Si chiude con una vittoria piena per un imprenditore originario dell’Irpinia la complessa vicenda giudiziaria che lo vedeva contrapposto all’Agenzia delle Entrate - Direzione Provinciale di Milano. Al centro della disputa, avvisi di accertamento per un valore complessivo di circa 800.000 euro, tra imposte, interessi e sanzioni, ora definitivamente annullati.

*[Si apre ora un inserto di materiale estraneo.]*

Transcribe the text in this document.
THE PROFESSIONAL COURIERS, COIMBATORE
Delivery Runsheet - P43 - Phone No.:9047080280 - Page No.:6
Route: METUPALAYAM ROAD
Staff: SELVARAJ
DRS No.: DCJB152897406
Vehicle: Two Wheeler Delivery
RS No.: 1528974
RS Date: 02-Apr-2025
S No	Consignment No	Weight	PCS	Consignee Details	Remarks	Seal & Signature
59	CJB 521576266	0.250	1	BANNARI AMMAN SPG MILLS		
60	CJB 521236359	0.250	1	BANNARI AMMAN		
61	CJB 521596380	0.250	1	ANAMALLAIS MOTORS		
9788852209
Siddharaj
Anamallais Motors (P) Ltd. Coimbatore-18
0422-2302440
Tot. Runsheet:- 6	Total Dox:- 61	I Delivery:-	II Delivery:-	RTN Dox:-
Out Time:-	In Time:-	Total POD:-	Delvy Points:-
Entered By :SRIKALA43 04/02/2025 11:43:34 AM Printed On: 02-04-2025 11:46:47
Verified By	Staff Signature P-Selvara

Il caso: l’accusa di coautore materiale
La vicenda trae origine da una verifica fiscale effettuata nei confronti di una società a responsabilità limitata (Srl). Secondo la ricostruzione iniziale del Fisco, l'imprenditore sarebbe stato il coautore materiale delle violazioni tributarie accertate a carico della società. Per questo motivo, l'Amministrazione Finanziaria lo aveva inquadrato come obbligato in solido al versamento delle somme dovute, insieme al legale rappresentante pro tempore dell'ente.
La strategia difensiva
Contro gli avvisi di accertamento è stato proposto ricorso dinanzi alla giustizia tributaria. La difesa del contribuente, affidata agli avvocati Sofia Colarusso e Federico Guerriero del Foro di Avellino, ha puntato con decisione sul difetto di legittimazione passiva.

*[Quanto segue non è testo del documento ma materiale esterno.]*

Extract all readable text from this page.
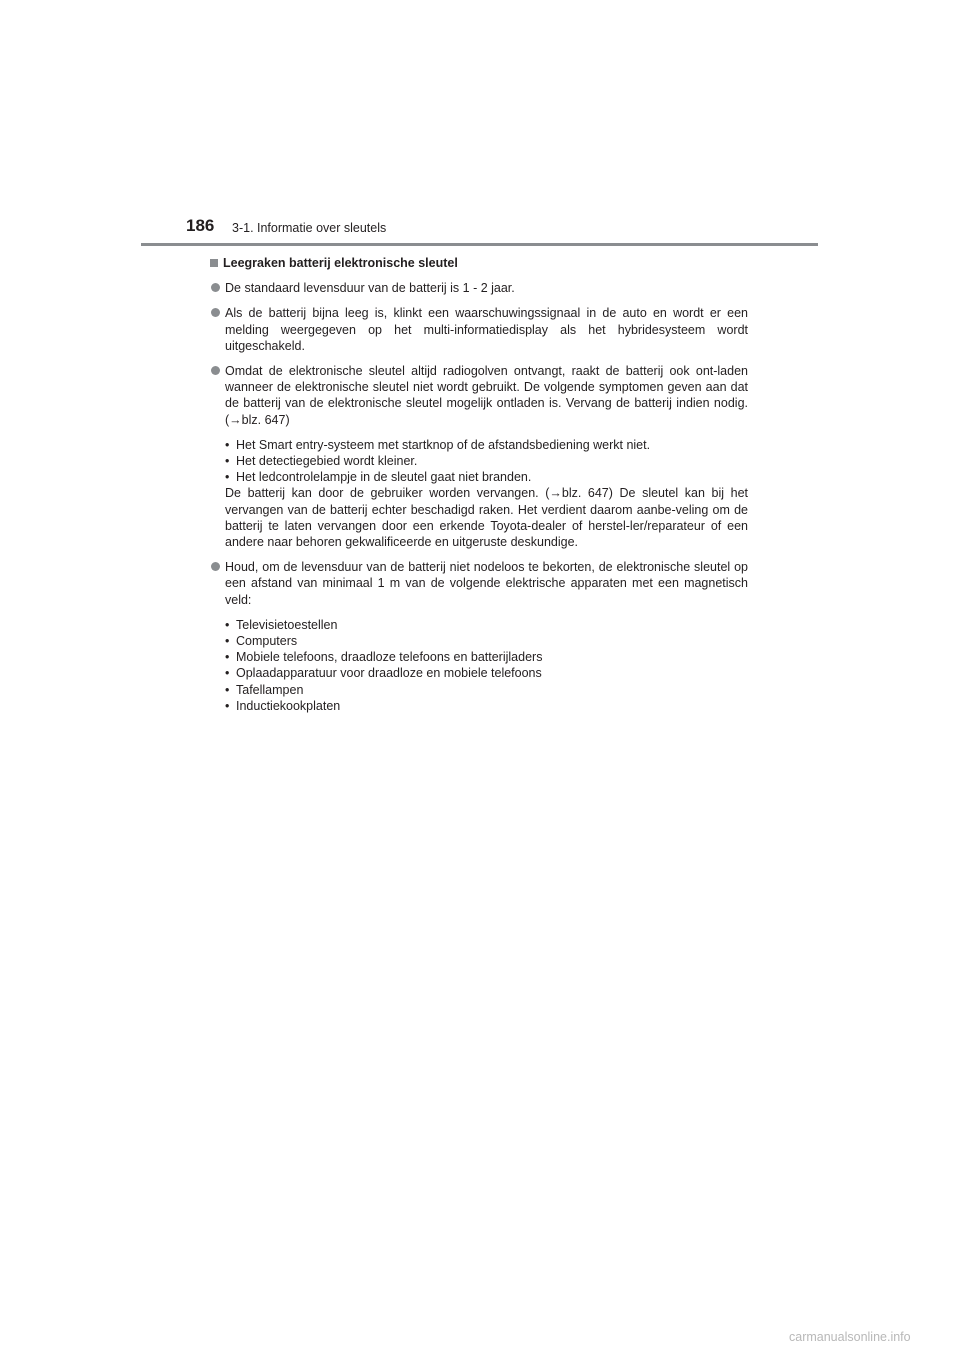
186 3-1. Informatie over sleutels
Leegraken batterij elektronische sleutel
De standaard levensduur van de batterij is 1 - 2 jaar.
Als de batterij bijna leeg is, klinkt een waarschuwingssignaal in de auto en wordt er een melding weergegeven op het multi-informatiedisplay als het hybridesysteem wordt uitgeschakeld.
Omdat de elektronische sleutel altijd radiogolven ontvangt, raakt de batterij ook ont-laden wanneer de elektronische sleutel niet wordt gebruikt. De volgende symptomen geven aan dat de batterij van de elektronische sleutel mogelijk ontladen is. Vervang de batterij indien nodig. (→blz. 647)
• Het Smart entry-systeem met startknop of de afstandsbediening werkt niet.
• Het detectiegebied wordt kleiner.
• Het ledcontrolelampje in de sleutel gaat niet branden.
De batterij kan door de gebruiker worden vervangen. (→blz. 647) De sleutel kan bij het vervangen van de batterij echter beschadigd raken. Het verdient daarom aanbe-veling om de batterij te laten vervangen door een erkende Toyota-dealer of herstel-ler/reparateur of een andere naar behoren gekwalificeerde en uitgeruste deskundige.
Houd, om de levensduur van de batterij niet nodeloos te bekorten, de elektronische sleutel op een afstand van minimaal 1 m van de volgende elektrische apparaten met een magnetisch veld:
• Televisietoestellen
• Computers
• Mobiele telefoons, draadloze telefoons en batterijladers
• Oplaadapparatuur voor draadloze en mobiele telefoons
• Tafellampen
• Inductiekookplaten
carmanualsonline.info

Secondo i legali, l’Agenzia delle Entrate sarebbe incorsa in "macroscopici errori" di valutazione: Erroneo inquadramento: La difesa ha dimostrato, attraverso una corposa documentazione, la totale estraneità dell'imprenditore rispetto alla gestione e alle violazioni imputate alla società. Assenza di prove: È stata evidenziata la carenza di indizi "precisi e concordanti" che potessero giustificare la responsabilità solidale del ricorrente. Vizi procedurali: Sono state sollevate eccezioni relative alla violazione delle regole del giusto procedimento amministrativo e del fondamentale diritto di difesa.
La decisione della Corte
L'efficacia delle argomentazioni prodotte ha portato l'Amministrazione a rivedere i propri passi. La Corte Tributaria di primo grado di Milano, presi in esame gli atti e constatata l'insussistenza della pretesa impositiva nei confronti dell'imprenditore, ha emesso sentenza di estinzione del giudizio per cessata materia del contendere.
Con questa pronuncia, viene meno ogni efficacia impositiva nei confronti dell'imprenditore irpino, sancendo la fine di un incubo fiscale che rischiava di compromettere pesantemente il suo patrimonio personale e la sua attività professionale.